Dans un ancien commissariat d’Aubervilliers, en Seine-Saint-Denis, ce 30 octobre, une dizaine d’hommes, assis autour d’une table ovale, pianotent sur des claviers d’ordinateur. Mugs colorés, doubles écrans et paperboard donnent à la pièce les airs d’une start-up comme une autre. Le local est en réalité occupé par l’association L’Ilot, spécialisée dans la réinsertion professionnelle.

C’est là que d’anciens prisonniers du centre de détention de Melun (Seine-et-Marne) ont programmé une intelligence artificielle générative, nommée Victor IA, en clin d’œil à Victor Hugo. Gratuite et accessible à tous, elle génère des lettres de motivation sur mesure pour les demandeurs d’emploi. La partie visible (front end) de l’interface a été réalisée par deux prisonniers incarcérés. Et ce sans l’aide d’Internet, dont l’accès est interdit en prison. Trois ex-­détenus de la maison d’arrêt ont pris le relais et ­programmé la partie invisible (back end) de l’intelligence ­artificielle à Aubervilliers.

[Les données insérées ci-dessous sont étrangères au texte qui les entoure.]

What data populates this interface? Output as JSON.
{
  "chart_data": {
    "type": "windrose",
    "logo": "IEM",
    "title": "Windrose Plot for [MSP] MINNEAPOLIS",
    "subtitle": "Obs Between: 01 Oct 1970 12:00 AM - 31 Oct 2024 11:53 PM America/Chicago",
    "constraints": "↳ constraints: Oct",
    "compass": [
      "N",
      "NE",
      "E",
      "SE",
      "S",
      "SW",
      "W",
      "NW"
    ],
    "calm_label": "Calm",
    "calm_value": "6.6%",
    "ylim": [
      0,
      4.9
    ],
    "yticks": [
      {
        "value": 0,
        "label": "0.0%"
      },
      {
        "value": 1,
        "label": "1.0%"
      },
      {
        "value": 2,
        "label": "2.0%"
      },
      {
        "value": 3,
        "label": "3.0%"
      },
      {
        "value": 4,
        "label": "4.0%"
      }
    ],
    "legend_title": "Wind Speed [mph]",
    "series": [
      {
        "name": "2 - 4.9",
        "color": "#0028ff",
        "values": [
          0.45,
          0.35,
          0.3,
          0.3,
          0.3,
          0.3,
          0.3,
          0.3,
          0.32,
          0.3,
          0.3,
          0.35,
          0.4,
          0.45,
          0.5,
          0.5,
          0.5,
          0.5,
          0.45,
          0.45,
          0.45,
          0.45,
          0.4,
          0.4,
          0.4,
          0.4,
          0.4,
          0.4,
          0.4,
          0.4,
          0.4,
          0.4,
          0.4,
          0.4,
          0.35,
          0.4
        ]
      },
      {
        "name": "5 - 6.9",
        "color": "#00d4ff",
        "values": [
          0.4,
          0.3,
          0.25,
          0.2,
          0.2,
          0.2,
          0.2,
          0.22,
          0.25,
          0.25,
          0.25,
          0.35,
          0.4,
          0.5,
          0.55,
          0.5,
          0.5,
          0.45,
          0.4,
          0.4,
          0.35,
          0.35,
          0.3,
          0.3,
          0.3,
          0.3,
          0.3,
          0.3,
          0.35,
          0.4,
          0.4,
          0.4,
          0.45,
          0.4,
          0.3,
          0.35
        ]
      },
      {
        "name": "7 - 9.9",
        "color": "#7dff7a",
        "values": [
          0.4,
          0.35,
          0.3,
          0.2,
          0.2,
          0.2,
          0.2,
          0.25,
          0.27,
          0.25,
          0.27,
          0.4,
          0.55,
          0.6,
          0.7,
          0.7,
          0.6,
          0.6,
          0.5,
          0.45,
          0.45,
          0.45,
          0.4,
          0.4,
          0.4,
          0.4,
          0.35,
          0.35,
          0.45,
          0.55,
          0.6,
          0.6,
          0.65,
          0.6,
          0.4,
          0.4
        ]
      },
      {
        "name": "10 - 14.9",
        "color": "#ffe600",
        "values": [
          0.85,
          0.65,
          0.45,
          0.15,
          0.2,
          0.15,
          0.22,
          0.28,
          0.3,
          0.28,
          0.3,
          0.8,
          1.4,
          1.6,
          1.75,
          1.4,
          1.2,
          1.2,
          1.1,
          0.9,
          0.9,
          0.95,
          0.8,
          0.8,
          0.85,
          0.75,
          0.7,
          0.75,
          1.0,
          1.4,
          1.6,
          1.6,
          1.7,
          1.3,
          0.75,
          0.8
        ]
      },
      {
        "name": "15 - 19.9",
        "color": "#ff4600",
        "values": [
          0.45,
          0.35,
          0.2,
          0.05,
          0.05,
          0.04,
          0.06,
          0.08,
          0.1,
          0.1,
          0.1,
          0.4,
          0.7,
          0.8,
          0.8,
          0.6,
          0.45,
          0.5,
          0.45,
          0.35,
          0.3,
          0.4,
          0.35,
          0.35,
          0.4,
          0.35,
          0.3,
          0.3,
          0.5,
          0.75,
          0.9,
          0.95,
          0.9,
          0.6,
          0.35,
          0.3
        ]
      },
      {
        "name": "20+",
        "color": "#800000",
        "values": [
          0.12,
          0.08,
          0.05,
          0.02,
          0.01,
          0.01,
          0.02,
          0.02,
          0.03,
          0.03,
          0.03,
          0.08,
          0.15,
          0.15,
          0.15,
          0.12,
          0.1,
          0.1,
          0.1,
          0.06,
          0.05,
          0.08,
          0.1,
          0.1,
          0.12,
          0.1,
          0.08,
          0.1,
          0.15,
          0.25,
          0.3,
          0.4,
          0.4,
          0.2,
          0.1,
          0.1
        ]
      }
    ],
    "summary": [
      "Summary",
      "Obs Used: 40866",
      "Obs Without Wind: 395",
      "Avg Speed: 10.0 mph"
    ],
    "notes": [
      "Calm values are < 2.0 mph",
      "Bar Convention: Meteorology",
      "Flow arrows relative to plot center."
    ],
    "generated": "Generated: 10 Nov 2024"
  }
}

Bruno (le prénom a été modifié), 33 ans, est l’un des développeurs. Purgeant une peine de quatre ans, il a découvert par hasard l’existence d’une formation d’apprentissage au codage. L’activité est stimulante, créative. « Cela me permettait de penser à autre chose. Je m’évadais par le code », se remémore-t-il, les yeux pétillants.

Coder est une activité peu courante en milieu carcéral. « En général, on nous propose des tâches répétitives, qui consistent à retenir un processus et à le reproduire. Comme faire le ménage ou travailler dans l’imprimerie. Bref, des métiers qui ne vendent pas du rêve », remarque-t-il. Cette qualification lui laisse par ailleurs espérer davantage de débouchés sur le marché du travail : à leur sortie de prison, l’association CodePhenix, à l’origine de la formation initiale, propose des missions rémunérées aux détenus formés. Ironie du sort, certains ont codé le site du ministère de la justice.

Des lettres de motivation « bluffantes »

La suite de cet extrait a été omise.